The Warlukurlangu Artists, a non-profit cooperative of aboriginal painters from Australia, documents a legacy that has been handed down hundreds of generations among the ethnic groups inhabiting the rugged outback.
They showcase the traditional Warlpiri culture, which is central to the community life of Yuendumu, a town in the Northern territory of Australia. It is one of the largest towns in central Australia, located 30 km from Alice Springs, and is home to a large community of aboriginal artists.
Forty-three contemporary aboriginal artists from Warlukurlangu Artists will exhibit 87 paintings at the Palm Court Gallery in the India Habitat Centre in the first-ever display of contemporary Australian aboriginal art April 6-9, titled "Desert Dreamings".

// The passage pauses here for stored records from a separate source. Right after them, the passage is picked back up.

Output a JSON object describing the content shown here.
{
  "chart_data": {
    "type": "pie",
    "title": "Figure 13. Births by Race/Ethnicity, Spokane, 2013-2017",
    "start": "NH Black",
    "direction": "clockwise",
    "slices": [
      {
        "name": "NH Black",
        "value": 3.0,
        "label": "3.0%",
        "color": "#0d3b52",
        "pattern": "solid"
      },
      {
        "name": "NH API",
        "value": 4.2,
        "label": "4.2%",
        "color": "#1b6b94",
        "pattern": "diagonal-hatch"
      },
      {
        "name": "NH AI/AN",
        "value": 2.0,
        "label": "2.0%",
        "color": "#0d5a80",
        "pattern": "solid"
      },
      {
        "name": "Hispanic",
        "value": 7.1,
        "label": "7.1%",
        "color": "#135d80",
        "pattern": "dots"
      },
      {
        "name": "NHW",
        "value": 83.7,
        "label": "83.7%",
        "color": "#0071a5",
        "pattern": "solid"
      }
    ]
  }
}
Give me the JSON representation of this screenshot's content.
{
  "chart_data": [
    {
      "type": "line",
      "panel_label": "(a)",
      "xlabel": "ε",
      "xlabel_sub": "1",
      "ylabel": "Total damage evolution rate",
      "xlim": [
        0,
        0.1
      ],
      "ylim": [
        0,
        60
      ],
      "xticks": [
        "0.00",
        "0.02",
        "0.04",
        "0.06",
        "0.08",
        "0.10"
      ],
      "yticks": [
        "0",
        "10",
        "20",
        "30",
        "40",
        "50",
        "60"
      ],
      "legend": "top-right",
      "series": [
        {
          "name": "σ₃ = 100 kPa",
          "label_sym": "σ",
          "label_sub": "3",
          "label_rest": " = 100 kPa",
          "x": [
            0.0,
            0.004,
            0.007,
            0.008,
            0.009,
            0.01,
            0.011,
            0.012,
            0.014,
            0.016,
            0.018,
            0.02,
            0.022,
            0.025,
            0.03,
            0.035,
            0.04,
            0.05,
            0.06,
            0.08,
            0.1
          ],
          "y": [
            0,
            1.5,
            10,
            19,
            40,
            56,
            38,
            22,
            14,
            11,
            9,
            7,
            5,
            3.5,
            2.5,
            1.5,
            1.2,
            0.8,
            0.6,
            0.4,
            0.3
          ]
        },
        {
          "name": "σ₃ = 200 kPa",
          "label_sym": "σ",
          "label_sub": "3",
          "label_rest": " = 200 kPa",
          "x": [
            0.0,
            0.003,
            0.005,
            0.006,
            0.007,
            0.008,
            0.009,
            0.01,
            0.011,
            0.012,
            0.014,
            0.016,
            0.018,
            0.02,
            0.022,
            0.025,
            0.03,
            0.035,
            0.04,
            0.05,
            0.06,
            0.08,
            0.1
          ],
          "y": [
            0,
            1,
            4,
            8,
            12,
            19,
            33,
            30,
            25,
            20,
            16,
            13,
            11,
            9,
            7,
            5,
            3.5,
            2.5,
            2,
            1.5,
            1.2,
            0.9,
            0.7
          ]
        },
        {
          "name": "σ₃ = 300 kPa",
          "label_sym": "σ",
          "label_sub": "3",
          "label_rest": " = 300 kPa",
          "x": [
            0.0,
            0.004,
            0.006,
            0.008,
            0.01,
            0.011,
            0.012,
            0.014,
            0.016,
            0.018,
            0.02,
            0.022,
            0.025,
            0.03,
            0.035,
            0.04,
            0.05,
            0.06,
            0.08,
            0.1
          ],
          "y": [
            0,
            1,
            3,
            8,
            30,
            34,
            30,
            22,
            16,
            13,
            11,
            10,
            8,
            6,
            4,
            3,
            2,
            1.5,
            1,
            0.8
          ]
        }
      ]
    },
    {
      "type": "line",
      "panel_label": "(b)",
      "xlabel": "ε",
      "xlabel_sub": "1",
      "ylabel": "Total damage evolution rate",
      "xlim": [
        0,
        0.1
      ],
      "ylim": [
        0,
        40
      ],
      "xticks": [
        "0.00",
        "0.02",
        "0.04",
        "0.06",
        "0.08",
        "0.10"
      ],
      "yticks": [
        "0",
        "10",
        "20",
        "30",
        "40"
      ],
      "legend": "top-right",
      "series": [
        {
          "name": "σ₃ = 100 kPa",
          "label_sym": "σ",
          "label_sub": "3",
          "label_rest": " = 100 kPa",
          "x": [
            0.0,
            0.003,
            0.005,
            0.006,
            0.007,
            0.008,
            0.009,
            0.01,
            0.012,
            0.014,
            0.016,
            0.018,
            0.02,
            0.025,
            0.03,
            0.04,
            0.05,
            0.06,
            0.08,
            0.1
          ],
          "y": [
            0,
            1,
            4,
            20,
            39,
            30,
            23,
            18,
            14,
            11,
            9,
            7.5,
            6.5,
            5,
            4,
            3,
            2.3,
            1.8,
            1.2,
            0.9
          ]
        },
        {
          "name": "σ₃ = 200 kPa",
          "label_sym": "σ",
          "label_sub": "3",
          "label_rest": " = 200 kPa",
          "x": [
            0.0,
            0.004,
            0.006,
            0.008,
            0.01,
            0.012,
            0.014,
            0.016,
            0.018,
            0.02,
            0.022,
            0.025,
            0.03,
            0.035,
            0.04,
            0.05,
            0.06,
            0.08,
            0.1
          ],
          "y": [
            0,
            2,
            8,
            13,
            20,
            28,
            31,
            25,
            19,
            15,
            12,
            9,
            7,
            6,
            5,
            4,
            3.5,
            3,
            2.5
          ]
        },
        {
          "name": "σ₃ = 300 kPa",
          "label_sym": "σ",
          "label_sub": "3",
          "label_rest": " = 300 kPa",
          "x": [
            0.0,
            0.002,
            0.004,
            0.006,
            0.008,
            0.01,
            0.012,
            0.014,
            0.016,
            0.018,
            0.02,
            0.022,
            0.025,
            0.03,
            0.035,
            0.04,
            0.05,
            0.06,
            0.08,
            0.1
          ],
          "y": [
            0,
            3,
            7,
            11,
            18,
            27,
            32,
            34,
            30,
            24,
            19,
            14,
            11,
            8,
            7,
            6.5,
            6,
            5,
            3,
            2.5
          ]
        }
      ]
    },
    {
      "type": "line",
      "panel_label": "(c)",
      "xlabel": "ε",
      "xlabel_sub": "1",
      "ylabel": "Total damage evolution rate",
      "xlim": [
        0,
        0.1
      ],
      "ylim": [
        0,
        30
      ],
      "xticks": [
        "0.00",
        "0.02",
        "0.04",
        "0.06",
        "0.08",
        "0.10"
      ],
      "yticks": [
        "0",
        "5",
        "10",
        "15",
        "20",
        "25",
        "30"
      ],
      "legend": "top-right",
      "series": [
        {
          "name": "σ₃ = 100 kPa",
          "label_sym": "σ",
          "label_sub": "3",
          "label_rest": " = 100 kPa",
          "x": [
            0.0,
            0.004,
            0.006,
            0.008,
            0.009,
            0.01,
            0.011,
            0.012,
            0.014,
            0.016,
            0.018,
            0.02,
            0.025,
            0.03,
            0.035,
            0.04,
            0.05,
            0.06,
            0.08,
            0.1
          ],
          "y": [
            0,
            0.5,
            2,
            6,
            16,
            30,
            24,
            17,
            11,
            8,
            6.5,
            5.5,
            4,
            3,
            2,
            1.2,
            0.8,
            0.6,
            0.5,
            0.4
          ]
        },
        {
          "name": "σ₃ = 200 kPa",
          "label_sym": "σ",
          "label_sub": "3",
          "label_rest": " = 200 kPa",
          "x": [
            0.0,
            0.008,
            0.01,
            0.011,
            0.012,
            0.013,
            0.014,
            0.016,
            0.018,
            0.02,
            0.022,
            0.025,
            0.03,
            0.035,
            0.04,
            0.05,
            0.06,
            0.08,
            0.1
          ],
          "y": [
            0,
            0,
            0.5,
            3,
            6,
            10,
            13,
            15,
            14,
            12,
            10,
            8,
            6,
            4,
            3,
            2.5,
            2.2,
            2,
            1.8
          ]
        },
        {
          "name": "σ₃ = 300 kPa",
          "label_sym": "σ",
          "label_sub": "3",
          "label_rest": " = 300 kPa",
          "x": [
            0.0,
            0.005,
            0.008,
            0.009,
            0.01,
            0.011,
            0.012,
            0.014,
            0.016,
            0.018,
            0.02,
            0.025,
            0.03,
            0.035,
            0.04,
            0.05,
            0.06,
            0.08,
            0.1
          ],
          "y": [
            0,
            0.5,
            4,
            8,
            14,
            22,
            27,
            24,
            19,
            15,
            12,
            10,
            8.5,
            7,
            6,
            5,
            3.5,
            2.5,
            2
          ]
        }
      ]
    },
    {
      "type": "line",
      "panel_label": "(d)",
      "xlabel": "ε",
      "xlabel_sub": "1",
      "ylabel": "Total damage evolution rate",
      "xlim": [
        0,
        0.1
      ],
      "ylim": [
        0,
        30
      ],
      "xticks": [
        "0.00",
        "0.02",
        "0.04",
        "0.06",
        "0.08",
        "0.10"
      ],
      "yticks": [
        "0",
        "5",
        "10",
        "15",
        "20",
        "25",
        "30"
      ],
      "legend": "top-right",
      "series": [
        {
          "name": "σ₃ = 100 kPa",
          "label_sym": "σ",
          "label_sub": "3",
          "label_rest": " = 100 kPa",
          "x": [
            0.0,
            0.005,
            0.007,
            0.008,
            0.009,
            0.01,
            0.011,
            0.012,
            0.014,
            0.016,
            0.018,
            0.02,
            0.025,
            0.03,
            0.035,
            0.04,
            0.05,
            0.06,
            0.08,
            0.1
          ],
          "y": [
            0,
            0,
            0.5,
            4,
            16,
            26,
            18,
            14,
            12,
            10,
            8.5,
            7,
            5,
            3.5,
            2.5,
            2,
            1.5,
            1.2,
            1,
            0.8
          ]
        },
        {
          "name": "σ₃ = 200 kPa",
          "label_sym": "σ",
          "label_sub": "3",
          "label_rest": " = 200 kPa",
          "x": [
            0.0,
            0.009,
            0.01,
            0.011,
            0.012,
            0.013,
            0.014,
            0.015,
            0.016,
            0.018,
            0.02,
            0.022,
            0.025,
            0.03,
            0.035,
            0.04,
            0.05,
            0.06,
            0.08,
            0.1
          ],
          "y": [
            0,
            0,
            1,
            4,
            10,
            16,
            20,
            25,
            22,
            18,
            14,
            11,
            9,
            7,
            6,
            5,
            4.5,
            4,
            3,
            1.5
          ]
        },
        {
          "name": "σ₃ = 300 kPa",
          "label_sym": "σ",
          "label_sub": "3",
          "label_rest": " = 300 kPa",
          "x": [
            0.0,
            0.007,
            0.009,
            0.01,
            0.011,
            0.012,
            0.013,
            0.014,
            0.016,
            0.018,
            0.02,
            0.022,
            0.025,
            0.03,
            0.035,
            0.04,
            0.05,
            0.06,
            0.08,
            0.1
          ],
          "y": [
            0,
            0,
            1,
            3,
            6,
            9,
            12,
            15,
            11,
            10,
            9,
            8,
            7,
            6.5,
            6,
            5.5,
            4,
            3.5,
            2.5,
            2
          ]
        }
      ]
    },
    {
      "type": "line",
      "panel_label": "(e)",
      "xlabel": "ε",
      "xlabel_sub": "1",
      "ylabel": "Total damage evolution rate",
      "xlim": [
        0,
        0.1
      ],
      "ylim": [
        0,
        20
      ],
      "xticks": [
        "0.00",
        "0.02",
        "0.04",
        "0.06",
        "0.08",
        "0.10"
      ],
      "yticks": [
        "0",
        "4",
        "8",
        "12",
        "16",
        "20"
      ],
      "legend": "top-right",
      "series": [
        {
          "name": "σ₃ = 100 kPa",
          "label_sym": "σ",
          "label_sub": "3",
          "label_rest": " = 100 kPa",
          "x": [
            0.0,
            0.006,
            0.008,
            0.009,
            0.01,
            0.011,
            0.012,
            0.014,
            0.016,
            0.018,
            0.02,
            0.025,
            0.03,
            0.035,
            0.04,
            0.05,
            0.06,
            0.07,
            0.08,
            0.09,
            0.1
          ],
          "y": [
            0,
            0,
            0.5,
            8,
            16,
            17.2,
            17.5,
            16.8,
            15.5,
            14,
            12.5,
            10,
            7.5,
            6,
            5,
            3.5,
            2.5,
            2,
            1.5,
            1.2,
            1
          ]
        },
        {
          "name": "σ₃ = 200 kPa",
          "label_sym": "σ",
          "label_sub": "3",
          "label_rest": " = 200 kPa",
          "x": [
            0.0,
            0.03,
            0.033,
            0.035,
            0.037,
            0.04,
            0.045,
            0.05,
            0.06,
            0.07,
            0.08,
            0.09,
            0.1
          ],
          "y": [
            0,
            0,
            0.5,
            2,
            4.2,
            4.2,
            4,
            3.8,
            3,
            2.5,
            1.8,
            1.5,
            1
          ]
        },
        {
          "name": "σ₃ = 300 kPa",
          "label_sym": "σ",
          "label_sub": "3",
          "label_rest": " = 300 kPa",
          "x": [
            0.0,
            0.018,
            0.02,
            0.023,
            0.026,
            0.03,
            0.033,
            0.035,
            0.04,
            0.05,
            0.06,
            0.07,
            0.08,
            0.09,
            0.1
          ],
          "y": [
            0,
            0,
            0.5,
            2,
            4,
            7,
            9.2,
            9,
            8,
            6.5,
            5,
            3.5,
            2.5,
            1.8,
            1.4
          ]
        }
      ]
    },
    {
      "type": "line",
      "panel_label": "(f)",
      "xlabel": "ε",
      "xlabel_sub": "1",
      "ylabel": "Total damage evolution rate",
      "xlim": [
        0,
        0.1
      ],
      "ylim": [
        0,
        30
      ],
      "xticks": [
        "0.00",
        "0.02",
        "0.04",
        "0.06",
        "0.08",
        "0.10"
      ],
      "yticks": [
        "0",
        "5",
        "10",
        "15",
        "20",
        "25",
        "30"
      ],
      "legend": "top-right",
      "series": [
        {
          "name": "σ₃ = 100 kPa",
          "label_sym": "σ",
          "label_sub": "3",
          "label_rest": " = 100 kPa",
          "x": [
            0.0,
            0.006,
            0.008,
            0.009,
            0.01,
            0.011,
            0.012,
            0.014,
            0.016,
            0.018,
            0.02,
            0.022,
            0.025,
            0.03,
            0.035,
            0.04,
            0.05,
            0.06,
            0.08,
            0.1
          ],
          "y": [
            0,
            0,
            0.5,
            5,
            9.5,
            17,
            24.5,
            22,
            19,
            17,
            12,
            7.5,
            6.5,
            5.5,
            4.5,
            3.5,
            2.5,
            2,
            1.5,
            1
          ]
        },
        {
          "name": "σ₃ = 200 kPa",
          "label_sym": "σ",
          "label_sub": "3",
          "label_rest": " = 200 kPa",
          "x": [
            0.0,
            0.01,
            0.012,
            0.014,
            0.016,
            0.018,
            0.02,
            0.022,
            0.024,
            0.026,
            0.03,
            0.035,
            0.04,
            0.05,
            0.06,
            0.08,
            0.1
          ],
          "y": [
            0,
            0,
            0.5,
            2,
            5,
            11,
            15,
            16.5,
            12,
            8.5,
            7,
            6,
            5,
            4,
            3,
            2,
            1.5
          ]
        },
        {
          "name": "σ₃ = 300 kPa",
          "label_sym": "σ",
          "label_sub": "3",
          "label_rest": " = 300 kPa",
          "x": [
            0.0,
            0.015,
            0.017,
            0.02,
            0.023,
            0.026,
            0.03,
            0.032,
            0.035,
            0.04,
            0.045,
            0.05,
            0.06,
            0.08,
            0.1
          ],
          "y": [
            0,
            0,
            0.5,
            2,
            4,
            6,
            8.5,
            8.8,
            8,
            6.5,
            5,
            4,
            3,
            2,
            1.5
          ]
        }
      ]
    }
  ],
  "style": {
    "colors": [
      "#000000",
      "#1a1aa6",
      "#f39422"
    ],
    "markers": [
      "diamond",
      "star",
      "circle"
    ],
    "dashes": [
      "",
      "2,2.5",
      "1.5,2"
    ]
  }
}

These Walpiri designs were traditionally painted on the body during ceremonies and on the ground by the Warlukurlangu artists, practitioners of the art.
Established in 1985, this cooperative represents over 400 artists who paint their Jukurrpa, or dreaming stories, using traditional iconographies.
The proceeds from the exhibition will support social and health projects of the community.
Two indigenous artists, Otto Jungarrayi Sims, chairman of Warlukurlangu Artists and his wife, Ormay Nangala Gallagher, will accompany the exhibition to India, a statement said.